Dolor profundo
Marta Becker
Después de mucho vagar el hombre llegó a la Capital.
El pelo revuelto, barba de muchos días, el largo
sobretodo raído, zapatillas sucias que arrastraba con paso cansino le daban un
aspecto tan lastimoso que provocaba rechazo entre los transeúntes.
Se paró frente a la vidriera de la rosticería y con
ojos vidriosos recorrió lentamente la carne que se rostizaba y largaba despacio
la grasa. Hacía muchos días que no comía algo bueno y caliente y se le hizo
agua en la boca.
Se acercó una señora que llevaba un niño de la mano.
El hombre giró la cabeza, miró al chico y sonrió. En ese momento se le juntaron
todos los recuerdos que le hicieron olvidar el dolor del hambre y le provocaron
otros dolores.
Recordó la casa grande, los días tranquilos, las
risas flotando en el aire, el fuego que
crepitaba en la estufa mientras él acariciaba al niño de cabellos rubios, ojos
celestes y labios color durazno.
Cuando se produjo el estallido el chico salió
disparado de sus brazos. El hombre se levantó
tambaleante de la silla en un intento por agarrarlo, pero fue inútil, la
tragedia rodeó toda la escena.
Cuando despertó, tanto en la casa –o más bien lo que
quedaba de ella- como en la calle reinaba el silencio. Un silencio de muerte,
mezclado con el olor a cosas chamuscadas.

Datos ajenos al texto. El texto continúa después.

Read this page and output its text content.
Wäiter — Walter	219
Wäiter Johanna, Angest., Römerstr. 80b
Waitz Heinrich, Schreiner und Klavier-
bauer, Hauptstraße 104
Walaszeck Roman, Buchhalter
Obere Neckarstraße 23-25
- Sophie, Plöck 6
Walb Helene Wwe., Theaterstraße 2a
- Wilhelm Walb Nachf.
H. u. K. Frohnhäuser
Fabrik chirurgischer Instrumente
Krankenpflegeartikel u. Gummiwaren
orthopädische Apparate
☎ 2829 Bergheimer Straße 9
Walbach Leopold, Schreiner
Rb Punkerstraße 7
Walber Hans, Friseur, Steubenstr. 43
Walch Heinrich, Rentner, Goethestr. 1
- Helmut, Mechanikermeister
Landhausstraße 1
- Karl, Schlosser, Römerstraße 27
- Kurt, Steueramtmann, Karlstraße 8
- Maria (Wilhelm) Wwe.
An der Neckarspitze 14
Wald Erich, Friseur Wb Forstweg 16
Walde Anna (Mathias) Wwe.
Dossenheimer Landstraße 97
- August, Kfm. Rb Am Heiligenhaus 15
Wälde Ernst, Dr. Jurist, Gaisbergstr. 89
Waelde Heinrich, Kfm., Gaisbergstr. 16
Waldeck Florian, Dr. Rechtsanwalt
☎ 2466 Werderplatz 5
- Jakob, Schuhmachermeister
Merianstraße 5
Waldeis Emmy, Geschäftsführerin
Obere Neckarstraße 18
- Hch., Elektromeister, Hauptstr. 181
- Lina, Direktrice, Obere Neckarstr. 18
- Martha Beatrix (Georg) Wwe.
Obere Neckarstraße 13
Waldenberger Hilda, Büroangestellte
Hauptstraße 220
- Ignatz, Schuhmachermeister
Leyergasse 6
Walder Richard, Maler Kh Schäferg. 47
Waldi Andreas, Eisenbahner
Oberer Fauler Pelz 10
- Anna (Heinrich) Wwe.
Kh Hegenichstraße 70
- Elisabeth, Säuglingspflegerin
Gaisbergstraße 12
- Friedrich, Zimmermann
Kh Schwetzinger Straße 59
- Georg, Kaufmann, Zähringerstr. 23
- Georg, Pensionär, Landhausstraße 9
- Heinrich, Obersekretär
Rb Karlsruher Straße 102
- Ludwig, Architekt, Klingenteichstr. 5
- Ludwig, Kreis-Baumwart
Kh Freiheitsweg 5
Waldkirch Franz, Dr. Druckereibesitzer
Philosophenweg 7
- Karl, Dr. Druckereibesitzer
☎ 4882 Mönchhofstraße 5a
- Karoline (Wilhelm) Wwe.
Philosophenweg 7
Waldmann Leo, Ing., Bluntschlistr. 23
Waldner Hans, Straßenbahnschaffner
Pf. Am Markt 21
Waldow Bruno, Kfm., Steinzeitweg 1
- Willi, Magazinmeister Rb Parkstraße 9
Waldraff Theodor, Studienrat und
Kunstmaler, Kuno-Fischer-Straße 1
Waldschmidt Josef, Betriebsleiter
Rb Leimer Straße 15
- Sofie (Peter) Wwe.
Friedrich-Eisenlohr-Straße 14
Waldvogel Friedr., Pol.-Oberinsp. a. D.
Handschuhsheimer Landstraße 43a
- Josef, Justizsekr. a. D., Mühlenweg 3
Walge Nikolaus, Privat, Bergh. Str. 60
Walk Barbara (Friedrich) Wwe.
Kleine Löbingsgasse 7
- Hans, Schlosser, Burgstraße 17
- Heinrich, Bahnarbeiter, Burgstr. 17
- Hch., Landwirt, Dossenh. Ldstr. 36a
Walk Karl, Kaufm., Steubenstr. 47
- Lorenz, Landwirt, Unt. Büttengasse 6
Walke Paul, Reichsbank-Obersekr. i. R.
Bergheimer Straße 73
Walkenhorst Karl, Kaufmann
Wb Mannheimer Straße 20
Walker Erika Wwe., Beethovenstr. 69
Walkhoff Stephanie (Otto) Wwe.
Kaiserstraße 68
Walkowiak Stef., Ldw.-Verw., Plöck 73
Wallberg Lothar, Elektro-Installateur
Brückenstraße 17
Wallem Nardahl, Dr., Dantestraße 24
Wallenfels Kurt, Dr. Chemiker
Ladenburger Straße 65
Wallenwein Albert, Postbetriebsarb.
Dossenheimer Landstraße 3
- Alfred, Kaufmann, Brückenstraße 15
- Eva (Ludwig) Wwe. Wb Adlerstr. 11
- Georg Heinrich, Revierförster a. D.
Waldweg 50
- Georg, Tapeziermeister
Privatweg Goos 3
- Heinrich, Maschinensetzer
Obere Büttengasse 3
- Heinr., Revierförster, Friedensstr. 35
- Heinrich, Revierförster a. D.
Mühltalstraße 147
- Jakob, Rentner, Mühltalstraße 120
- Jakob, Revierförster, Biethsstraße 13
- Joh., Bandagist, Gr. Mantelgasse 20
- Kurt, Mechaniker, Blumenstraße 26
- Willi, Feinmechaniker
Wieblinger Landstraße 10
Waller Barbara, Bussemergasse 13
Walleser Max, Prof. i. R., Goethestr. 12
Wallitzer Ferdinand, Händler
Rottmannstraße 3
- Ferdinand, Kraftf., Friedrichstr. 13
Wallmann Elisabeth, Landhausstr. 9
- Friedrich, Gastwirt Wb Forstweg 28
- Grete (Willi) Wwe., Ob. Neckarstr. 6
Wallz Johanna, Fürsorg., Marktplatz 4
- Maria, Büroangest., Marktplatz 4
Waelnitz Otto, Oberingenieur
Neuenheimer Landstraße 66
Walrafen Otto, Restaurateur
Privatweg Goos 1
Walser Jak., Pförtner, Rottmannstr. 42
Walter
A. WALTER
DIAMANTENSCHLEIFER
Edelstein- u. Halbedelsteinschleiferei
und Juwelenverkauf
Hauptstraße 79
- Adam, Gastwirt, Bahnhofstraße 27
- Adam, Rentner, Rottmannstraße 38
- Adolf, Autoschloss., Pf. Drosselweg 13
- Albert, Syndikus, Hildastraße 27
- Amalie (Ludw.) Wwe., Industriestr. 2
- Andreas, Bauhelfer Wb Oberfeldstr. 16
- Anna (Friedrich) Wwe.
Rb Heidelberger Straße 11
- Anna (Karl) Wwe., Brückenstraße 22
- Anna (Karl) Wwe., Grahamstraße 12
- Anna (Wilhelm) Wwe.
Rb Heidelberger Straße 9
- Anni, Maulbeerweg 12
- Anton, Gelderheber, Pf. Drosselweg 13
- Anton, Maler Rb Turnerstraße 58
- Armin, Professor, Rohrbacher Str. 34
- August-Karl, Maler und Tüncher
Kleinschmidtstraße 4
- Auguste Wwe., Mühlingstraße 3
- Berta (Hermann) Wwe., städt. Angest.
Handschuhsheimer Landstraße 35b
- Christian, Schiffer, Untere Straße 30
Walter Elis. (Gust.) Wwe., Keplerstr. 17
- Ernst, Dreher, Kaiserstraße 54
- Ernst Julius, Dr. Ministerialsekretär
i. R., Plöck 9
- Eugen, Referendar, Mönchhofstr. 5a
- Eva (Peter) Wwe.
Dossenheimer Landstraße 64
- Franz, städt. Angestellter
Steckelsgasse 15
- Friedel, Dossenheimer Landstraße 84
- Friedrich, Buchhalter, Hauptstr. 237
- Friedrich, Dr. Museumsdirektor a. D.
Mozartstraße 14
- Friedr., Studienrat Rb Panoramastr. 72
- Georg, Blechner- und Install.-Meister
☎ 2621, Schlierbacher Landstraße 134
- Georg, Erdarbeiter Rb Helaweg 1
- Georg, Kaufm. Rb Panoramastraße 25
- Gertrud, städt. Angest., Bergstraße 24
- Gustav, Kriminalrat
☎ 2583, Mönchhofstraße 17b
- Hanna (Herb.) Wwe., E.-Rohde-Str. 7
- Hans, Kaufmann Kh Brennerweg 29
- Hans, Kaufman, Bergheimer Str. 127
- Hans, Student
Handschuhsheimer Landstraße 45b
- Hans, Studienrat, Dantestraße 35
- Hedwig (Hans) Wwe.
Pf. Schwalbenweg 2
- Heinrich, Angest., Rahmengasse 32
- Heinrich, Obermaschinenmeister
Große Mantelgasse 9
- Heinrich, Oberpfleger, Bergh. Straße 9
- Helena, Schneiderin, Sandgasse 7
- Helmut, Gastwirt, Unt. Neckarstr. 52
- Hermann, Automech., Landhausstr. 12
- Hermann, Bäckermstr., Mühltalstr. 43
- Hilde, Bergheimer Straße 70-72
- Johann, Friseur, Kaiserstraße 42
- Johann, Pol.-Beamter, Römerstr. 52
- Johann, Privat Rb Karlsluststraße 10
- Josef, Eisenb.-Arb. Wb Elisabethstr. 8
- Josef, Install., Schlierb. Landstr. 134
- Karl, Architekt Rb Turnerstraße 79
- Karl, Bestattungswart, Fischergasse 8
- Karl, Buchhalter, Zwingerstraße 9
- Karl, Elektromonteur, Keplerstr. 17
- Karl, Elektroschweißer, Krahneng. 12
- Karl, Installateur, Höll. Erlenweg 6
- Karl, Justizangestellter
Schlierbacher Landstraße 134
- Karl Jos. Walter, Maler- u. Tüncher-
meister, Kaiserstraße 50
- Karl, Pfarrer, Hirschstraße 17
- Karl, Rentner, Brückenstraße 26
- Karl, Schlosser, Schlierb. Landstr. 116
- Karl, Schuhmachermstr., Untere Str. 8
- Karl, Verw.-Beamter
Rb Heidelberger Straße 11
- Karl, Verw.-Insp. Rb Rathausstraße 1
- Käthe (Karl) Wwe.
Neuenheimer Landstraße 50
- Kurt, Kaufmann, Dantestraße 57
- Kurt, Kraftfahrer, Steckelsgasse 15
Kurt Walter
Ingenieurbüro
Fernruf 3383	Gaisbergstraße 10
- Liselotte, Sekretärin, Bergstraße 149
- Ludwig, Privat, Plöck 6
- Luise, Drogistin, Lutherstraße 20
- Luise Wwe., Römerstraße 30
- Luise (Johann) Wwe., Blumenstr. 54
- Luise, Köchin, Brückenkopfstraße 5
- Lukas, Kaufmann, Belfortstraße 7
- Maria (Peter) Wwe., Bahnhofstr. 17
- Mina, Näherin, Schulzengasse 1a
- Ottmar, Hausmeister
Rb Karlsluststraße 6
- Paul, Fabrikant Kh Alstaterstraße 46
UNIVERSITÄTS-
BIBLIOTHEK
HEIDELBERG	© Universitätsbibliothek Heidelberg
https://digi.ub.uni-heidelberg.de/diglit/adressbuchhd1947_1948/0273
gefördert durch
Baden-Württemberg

Gritó y gritó. No le salía el llanto.
Asustado, el gato del vecino que lo observaba recogió
las patas y luego corrió a esconderse detrás de un coche estacionado.
El hombre dejó familia, amigos, trabajo, todo, y se
abandonó, su vida se meció a la deriva. Antes de desaparecer del pueblo se
acercó al cura amigo para confesar todo su dolor y recibir palabras de
consuelo.
Cuando el cura regresó a la casa tres días después de
tener la conversación con el hombre no encontró rastros de él, quien con la
culpa y el sufrimiento a cuestas había iniciado su largo periplo.